The EARNS Act builds on a proven model supported by clear evidence of success. A 2012 evaluation of registered apprenticeship programs by Mathematica Policy Research found that the tax return on every public dollar invested in registered apprenticeship programs was $27. It further found that individuals who completed registered apprenticeship programs earned over $240,000 more over their careers than individuals not participating in such programs.

 

This bill is also sponsored by Senator Orrin Hatch (R-UT), chairman of the Senate Finance Committee, and is co-sponsored by Senators Tim Scott (R-SC), Tim Kaine (D-VA), Susan Collins (R-ME), and Al Franken (D-MN).

 

FACT SHEET: Effective Apprenticeships Rebuild National Skills (EARNS) Act:

 

Effective Apprenticeships Rebuild National Skills Act

(EARNS Act)

Sponsored by Senators Murray and Hatch

Original Co-sponsors:  Senators Scott, Kaine, Collins and Franken

 

 

A highly skilled workforce is necessary to compete in the global economy, support economic growth, and maintain the standard of living of the United States. US registered apprenticeships is an employer led training model that prepares workers for the skill requirements of in-demand occupations while providing the workers with recognized, national credentials and wages while in training.

 

A 2012 evaluation of registered apprenticeship programs by Mathematica Policy Research found that—

  • the tax return on every public dollar invested in registered apprenticeship programs was $27:1, and
  • individuals who completed registered apprenticeship programs earned over $240,000 more over their careers than individuals not participating in such programs.

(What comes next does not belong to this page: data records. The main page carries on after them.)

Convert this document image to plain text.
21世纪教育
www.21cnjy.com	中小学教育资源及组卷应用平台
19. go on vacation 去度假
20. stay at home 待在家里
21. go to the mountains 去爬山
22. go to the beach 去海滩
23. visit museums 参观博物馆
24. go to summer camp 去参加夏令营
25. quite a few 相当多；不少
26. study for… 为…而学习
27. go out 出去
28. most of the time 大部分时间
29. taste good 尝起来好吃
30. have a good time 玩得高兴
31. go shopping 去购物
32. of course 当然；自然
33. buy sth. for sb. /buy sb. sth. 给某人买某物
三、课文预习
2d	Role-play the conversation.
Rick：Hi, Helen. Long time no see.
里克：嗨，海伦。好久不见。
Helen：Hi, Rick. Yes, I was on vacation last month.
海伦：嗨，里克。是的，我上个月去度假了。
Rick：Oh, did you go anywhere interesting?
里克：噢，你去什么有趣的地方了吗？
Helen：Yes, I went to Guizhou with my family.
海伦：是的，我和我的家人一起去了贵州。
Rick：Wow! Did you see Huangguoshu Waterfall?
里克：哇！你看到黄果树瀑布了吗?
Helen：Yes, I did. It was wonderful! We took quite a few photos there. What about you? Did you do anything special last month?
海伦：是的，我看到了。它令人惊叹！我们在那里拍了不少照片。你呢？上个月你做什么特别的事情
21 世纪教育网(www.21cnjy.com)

A 21st century workforce requires that registered apprenticeships are thriving in all economic sectors, including service, information, trades, finance, manufacturing and healthcare.

 

The EARNS Act:

  • codifies the Office of Apprenticeship at the U.S. Department of Labor, allowing for Congressional oversight and budgetary regular authority;
  • supports and promotes the development of pre-apprenticeship programs by investing in training with a required link to a registered apprenticeship placement;
  • promotes greater diversity in registered apprenticeship programs;
  • aligns registered apprenticeship programs with other federal education and training programs and with state and local workforce development boards;
  • establishes a National Advisory Committee on Apprenticeships, sets its membership, and tasks the Committee to make recommendations on streamlining the registration process and maintain standards;
  • requires an evaluation of the return on federal investment in improving skills and employability of participants and alignment with employer workforce needs;
  • establishes a voluntary Registered Apprenticeship College Collaborative to create a mechanism for conferring academic credit for employer led, on-the-job training and experiential learning and to expand registered apprenticeships as a post-secondary education option; and
  • expands the number employers offering registered apprenticeships by making available funds to defray the upfront costs for companies that create their first apprenticeship program or add companies to existing registered apprenticeships.

 

The EARNS Act will:

  • increase the number of highly skilled workers in in-demand industry sectors and occupations;
  • increase the attainment of recognized postsecondary credentials by participants;
  • increase awareness among students, parents, workers, and employers about the value of the registered apprenticeship program model as an effective earn-and-learn model;
  • support the expansion of registered apprenticeship programs with employers, joint labor management partnerships, and other program sponsors;
  • support the development and expansion of pre-apprenticeship programs that prepare workers for success in an employer led registered apprenticeship program; and
  • support a closer alignment between registered apprenticeship programs, the workforce development system, and postsecondary education.